Monday, June 5, 2017

My local cathedral seems so small now

Earlier today I was reading a profile of a German-born writer and it mentioned his birthplace... in a small town in the Alps near Austria, not too far from Munich.  Immediately I thought - I've just been in that area and I know exactly what that place would be like.  And that, my friends, is why one should travel.  Well - that, and to make the big churches in your town feel like cottage-country chapels.


Okay it's not fair to compare anything to the cathedral in Cologne, because it's massive by any standard.  Even the big churches in Italy seemed less huge to me than this, except of course St. Paul's in the Vatican.

Can you make out the bird I caught flying near the top of the frame, when I snapped this picture?

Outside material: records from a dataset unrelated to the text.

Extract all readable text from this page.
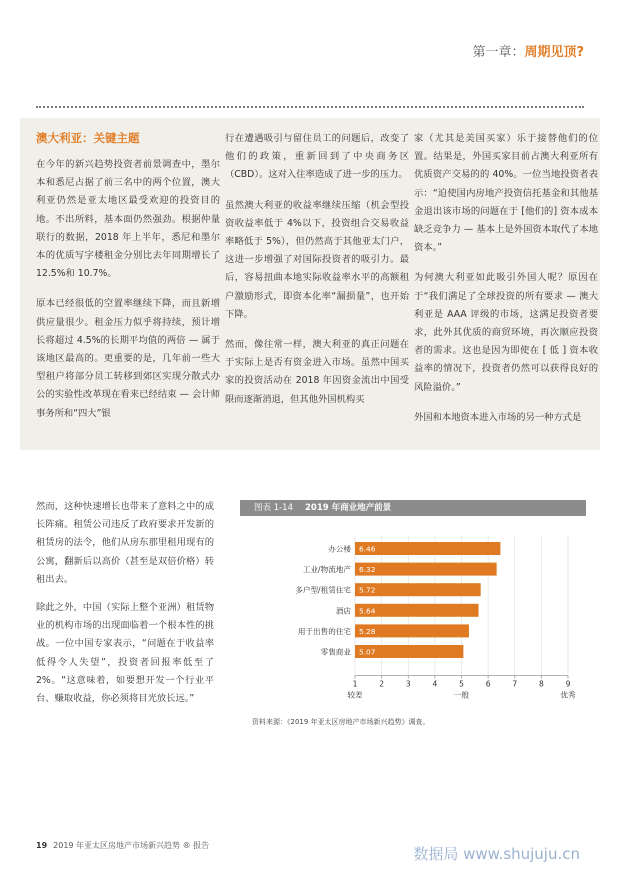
第一章：周期见顶?
澳大利亚：关键主题

在今年的新兴趋势投资者前景调查中，墨尔本和悉尼占据了前三名中的两个位置，澳大利亚仍然是亚太地区最受欢迎的投资目的地。不出所料，基本面仍然强劲。根据仲量联行的数据，2018 年上半年，悉尼和墨尔本的优质写字楼租金分别比去年同期增长了 12.5%和 10.7%。

原本已经很低的空置率继续下降，而且新增供应量很少。租金压力似乎将持续，预计增长将超过 4.5%的长期平均值的两倍 — 属于该地区最高的。更重要的是，几年前一些大型租户将部分员工转移到郊区实现分散式办公的实验性改革现在看来已经结束 — 会计师事务所和“四大”银

行在遭遇吸引与留住员工的问题后，改变了他们的政策，重新回到了中央商务区（CBD）。这对入住率造成了进一步的压力。

虽然澳大利亚的收益率继续压缩（机会型投资收益率低于 4%以下，投资组合交易收益率略低于 5%），但仍然高于其他亚太门户，这进一步增强了对国际投资者的吸引力。最后，容易扭曲本地实际收益率水平的高额租户激励形式，即资本化率“漏损量”，也开始下降。

然而，像往常一样，澳大利亚的真正问题在于实际上是否有资金进入市场。虽然中国买家的投资活动在 2018 年因资金流出中国受限而逐渐消退，但其他外国机构买

家（尤其是美国买家）乐于接替他们的位置。结果是，外国买家目前占澳大利亚所有优质资产交易的的 40%。一位当地投资者表示：“迫使国内房地产投资信托基金和其他基金退出该市场的问题在于 [他们的] 资本成本缺乏竞争力 — 基本上是外国资本取代了本地资本。”

为何澳大利亚如此吸引外国人呢？原因在于“我们满足了全球投资的所有要求 — 澳大利亚是 AAA 评级的市场，这满足投资者要求，此外其优质的商贸环境，再次顺应投资者的需求。这也是因为即使在 [ 低 ] 资本收益率的情况下，投资者仍然可以获得良好的风险溢价。”

外国和本地资本进入市场的另一种方式是

然而，这种快速增长也带来了意料之中的成长阵痛。租赁公司违反了政府要求开发新的租赁房的法令，他们从房东那里租用现有的公寓，翻新后以高价（甚至是双倍价格）转租出去。

除此之外，中国（实际上整个亚洲）租赁物业的机构市场的出现面临着一个根本性的挑战。一位中国专家表示，“问题在于收益率低得令人失望”，投资者回报率低至了 2%。“这意味着，如要想开发一个行业平台、赚取收益，你必须将目光放长远。”

图表 1-14 2019 年商业地产前景
办公楼 6.46
工业/物流地产 6.32
多户型/租赁住宅 5.72
酒店 5.64
用于出售的住宅 5.28
零售商业 5.07
1	2	3	4	5	6	7	8	9
较差	一般	优秀
资料来源：《2019 年亚太区房地产市场新兴趋势》调查。
19 2019 年亚太区房地产市场新兴趋势 ® 报告	数据局 www.shujuju.cn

What I noticed most about Cologne's cathedral was the tile work.  I liked this fountain-y spiral thing outside:


It's wet because it was raining for the first five or so days of this trip.  I'm guessing about the fountain function. 

Inside, I was smitten by this pattern,


and this one:


Tiny tiny mosaic tiles... what a meticulous job that would be to lay all that out, and oh how I would love to be assigned such a task. 

That of course is what you get when you look down.  If you look up, there's quite a different view:


I love how the ceiling is just white.  It's so clean and airy.


Plus: acoustics galore.  For contrast, let's look at the very ornate dome of the much smaller cathedral in Aachen, the building of which was begun by Charlemagne.  Not literally, of course, even though most of the decor was 'sourced' by him in his 'travels'. 


So. much. Italian. marble.  I felt I was actually eating this place up with my eyes, it was so beautiful.  Stone as far as the eye could see.  And gold, and stunning metalwork.


A friend standing next to me joked that I should get a chandelier like this for my house.  Ha, ha.  (this chandelier is about the size of the house.)

The acoustics in Aachen were also amazing.  All the concerts we traveled to hear were fantastic.  You know, I've never been able to sing properly - I can carry a tune and my voice is good enough, but I can only get through one song before my throat gets sore - so I've never sung in a choir.  But the older I get the more I appreciate the haunting resonance of the human voice, especially when unaccompanied by anything more than other voices.  I know they're churches and built to worship inside, but sometimes I think the real purpose of these achingly tall buildings was always just to amplify this particular sound... though of course, from the outside, in addition to being a point of pride and geographic focus, they tell stories through their complex masonry.  And I love that aspect of them, too.

Anyway, the cathedral here in Toronto (now a Cathedral Basilica owing to its recent renovation) feels like an intimate parish church to me now.  And a toasty warm one, at that. 

I have been taking so many pictures the last week or two for writing lots of blog stories, but I've had zero time to write them up.  Let's hope this is just the first of many posts I manage this week, because I've missed you guys!